Labaki seems engaged with a series of set pieces that don't fit together very well and sometimes are oddly conceived from the start. The opening, a hillside parade of black-cressed Muslim and Christian women who dance their way across the landsape, declares that the preceedings are not meant to be realistic. Then a busy scene introuding the town's generally comical or boorish men sets another tone, perhaps drawn from Egyptian movies. Later, a traveling group of far from classical female Russian dancers comes to town, stuck when their bus breaks down. For a while they seem like they might be the film's motor or subject, but they just sort of blend in, underused. Later still comes the boy's death while on a trip with a friend. His corplse falls into his grieving mother's arms. After much weeping and wailing, the women band together to hide the arms, weave hashinsh into a bake-off of local delicacies, and try various other ruses to keep the men from killing each other again. The cemetary is already full of mostly good-looking young males sacrificed to the country's endless sectarianism. This final sequence is the occasion for several big set pieces, but when the ladies, who've deliberately reversed Muslim and Christian insignias, the Muslims donning crosses and the Christians headscarves, stop in the cemetary with the boy's corpse and say, Where Do We Go Now?, it makes for a somewhat baffling, abrupt finale. There's a lot of vivid local color here, but when one thinks of something like Villeneuve's Incendies this just seems a travesty on Lebanon's tragic history offering no solution to its deep problems. On the other hand, the sincerity and ambition of the effort deserve credit, and the film is full of women's empowerment symbolism that will appeal to female audiences of various cultures.

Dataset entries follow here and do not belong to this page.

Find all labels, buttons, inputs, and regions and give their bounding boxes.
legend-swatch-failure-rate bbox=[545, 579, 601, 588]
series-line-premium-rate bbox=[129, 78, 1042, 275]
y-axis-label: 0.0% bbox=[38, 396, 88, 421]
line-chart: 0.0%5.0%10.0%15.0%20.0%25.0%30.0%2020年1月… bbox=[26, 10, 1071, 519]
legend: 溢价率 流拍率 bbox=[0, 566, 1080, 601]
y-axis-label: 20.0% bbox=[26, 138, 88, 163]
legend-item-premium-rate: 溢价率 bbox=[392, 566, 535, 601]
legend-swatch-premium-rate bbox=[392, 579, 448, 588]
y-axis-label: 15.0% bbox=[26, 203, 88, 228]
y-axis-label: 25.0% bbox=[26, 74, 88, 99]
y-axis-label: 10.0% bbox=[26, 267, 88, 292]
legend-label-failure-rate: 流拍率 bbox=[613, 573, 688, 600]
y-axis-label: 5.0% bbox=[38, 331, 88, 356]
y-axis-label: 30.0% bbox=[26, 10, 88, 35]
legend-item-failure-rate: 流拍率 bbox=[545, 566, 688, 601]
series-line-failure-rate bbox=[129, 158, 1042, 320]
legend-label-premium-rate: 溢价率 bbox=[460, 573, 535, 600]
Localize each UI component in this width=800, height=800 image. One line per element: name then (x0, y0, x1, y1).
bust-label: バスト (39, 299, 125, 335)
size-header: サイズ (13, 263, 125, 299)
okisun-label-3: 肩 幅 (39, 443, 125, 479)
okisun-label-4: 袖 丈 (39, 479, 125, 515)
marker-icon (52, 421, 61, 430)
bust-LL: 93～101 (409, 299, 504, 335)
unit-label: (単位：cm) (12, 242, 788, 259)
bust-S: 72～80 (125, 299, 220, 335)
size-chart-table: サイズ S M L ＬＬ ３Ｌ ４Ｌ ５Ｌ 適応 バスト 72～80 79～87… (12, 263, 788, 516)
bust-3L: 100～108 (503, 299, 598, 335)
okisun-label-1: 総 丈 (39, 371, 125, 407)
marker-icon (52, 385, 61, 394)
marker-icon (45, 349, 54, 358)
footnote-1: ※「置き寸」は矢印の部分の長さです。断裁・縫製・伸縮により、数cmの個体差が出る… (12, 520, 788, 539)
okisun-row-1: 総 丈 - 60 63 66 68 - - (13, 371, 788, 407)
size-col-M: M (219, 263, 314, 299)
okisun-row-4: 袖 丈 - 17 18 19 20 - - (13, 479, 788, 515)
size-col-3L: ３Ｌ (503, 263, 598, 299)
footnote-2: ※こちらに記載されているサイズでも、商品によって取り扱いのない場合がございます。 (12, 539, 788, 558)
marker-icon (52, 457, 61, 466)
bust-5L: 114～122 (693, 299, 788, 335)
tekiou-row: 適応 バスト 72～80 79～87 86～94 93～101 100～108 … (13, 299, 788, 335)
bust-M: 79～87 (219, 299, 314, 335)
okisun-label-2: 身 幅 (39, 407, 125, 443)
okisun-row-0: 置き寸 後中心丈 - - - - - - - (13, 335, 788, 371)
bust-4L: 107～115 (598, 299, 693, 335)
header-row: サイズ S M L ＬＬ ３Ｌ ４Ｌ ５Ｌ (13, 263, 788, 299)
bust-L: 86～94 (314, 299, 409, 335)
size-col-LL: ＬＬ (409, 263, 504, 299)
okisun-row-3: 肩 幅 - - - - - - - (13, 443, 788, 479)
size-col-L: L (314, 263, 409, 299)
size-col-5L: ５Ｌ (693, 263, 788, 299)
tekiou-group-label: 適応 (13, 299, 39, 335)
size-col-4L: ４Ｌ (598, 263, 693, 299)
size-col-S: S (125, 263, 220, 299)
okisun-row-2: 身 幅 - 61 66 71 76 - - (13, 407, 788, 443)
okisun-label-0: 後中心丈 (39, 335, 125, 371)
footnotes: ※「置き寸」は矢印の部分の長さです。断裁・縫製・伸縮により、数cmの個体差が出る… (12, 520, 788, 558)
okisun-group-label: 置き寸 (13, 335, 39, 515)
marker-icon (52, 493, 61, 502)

Et maintenant on va ou? Opened September 14, 2011 and was showing a month later at a dozen Paris cinemas and was watched for this review on October 26, 2011 at MK2 Hautefeuille. According to Allociné it received good if limited reviews (3.7 from 19 critics), but Cahiers du Cinéma said the film's onlyl merit was replying frankly to its title's question, "Right into a wall."Les Inrockuptibles kindly said it was "a feel-good movie in the best and least cynical sense of the term."

Alissa Simon's Variety review provides fuller details of cast and credits.